Crafted in the euphoric aftermath of a dramatic qualification campaign sealed with a stoppage-time victory over Denmark, the track is a deeply personal ode from frontman Stuart Murdoch. He describes it as a song “about following the travails of Scotland’s national team for the last 50 years,” an attempt to bottle the unique, bittersweet experience of supporting a team where glorious failure is often woven into the narrative as tightly as any victory. Produced in collaboration with Wuh Oh (Pete Ferguson), the song moves beyond simple rallying cries to acknowledge the long journey—the years of watching from the couch, the shared national anxiety, and the flickering, stubborn optimism that defines the Scottish football fan. It is this emotional honesty, this recognition of the shared struggle, that makes it a perfect companion for a nation stepping back into the global spotlight.
Belle and Sebastian are, of course, adding their chapter to a rich and often wonderfully chaotic tradition of football music. The attempt to capture the optimism, anxiety, and occasional collective delusion of a World Cup campaign is a global ritual. FIFA formalized this with official anthems, from the timeless Italian romance of Un’estate Italiana in 1990 to Ricky Martin’s pulsating La Copa de la Vida in 1998 and Shakira’s transcendent Waka Waka in 2010. National sides have their own storied playlists: England’s Three Lions, with its eternally hopeful “It’s coming home,” contrasts poignantly with Scotland’s own 1998 effort, Del Amitri’s presciently titled Don’t Come Home Too Soon. These songs become time capsules, instantly transporting fans back to the specific hopes and heartaches of a tournament.

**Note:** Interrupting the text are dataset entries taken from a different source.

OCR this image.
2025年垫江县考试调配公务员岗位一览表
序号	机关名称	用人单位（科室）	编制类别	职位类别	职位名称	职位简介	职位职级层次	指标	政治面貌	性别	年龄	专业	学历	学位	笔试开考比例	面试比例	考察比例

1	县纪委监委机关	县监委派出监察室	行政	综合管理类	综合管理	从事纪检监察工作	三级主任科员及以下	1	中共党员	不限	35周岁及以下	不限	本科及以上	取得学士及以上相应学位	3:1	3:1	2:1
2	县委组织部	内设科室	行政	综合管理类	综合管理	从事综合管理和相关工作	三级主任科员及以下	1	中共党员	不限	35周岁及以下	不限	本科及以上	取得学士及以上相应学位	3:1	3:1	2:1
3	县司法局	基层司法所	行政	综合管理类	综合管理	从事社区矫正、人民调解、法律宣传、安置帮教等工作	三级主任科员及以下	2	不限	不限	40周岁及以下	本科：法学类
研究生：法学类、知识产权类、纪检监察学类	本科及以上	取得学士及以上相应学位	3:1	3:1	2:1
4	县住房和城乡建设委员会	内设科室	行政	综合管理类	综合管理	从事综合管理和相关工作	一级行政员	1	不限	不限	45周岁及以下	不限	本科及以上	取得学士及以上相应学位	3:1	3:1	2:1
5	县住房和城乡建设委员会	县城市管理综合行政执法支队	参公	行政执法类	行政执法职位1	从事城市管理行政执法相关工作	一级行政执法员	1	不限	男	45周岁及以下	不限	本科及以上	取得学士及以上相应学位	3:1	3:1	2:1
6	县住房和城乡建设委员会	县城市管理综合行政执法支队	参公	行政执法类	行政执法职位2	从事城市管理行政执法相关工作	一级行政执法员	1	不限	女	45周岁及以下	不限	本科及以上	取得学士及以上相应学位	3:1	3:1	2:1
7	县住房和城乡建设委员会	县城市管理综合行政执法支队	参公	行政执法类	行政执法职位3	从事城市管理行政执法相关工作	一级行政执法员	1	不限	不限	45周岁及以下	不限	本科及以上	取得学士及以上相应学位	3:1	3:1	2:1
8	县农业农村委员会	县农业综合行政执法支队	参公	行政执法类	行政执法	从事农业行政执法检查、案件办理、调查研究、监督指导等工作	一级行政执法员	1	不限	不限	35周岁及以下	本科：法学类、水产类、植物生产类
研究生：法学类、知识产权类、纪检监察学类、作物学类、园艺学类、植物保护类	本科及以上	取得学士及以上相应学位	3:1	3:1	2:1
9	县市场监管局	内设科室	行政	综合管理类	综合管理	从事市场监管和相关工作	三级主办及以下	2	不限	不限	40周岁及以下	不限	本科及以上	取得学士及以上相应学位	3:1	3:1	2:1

The band itself is a pillar of Scottish cultural life, having formed in Glasgow in 1996—the same year the Tartan Army returned from the European Championships with another tale of what might have been. Over three decades, Belle and Sebastian have evolved from cherished cult figures to internationally acclaimed artists, their delicate, story-driven indie pop offering a distinct contrast to the bombast often associated with sporting anthems. Their recent work, including 2023’s Late Developers, shows a continued artistic vitality, even as they celebrate the 30th anniversaries of their earliest records. This historical context makes their World Cup contribution profoundly resonant; they are not outsiders looking in, but fellow travelers who have grown alongside their fans, sharing in the same long wait for this footballing renaissance.
For those seeking a broader global soundtrack to the upcoming tournament, FIFA has assembled an official album featuring an eclectic mix of heavyweights like The Rolling Stones, Jelly Roll, and a collaboration between Major Lazer, Nelly Furtado, and Davido. Shakira, seemingly a permanent fixture of World Cup lore, has already offered Dai Dai with Burna Boy as the official anthem for the 2026 edition. Yet, for Scotland, this moment belongs to something more intimate, more specifically theirs. In a landscape of high-energy, globally marketed tracks, It Only Takes One Lion stands as a homespun, heartfelt tribute from a band to its people.
As Scotland prepares to walk out onto that hallowed turf once more, they carry with them not just the hopes of a nation, but its shared history of endurance. Belle and Sebastian’s anthem encapsulates that spirit perfectly. It is less a boastful war cry and more a knowing, empathetic nod to every fan who has endured the long years since 1998. It acknowledges that the journey—the decades of loyalty tested—is as much a part of the story as the tournament itself. For a new generation witnessing their first World Cup, and for the veterans who never lost faith, this song provides the perfect, poignant score: a gentle, witty, and deeply human reminder that after a very long winter, summer has finally arrived again for Scottish football.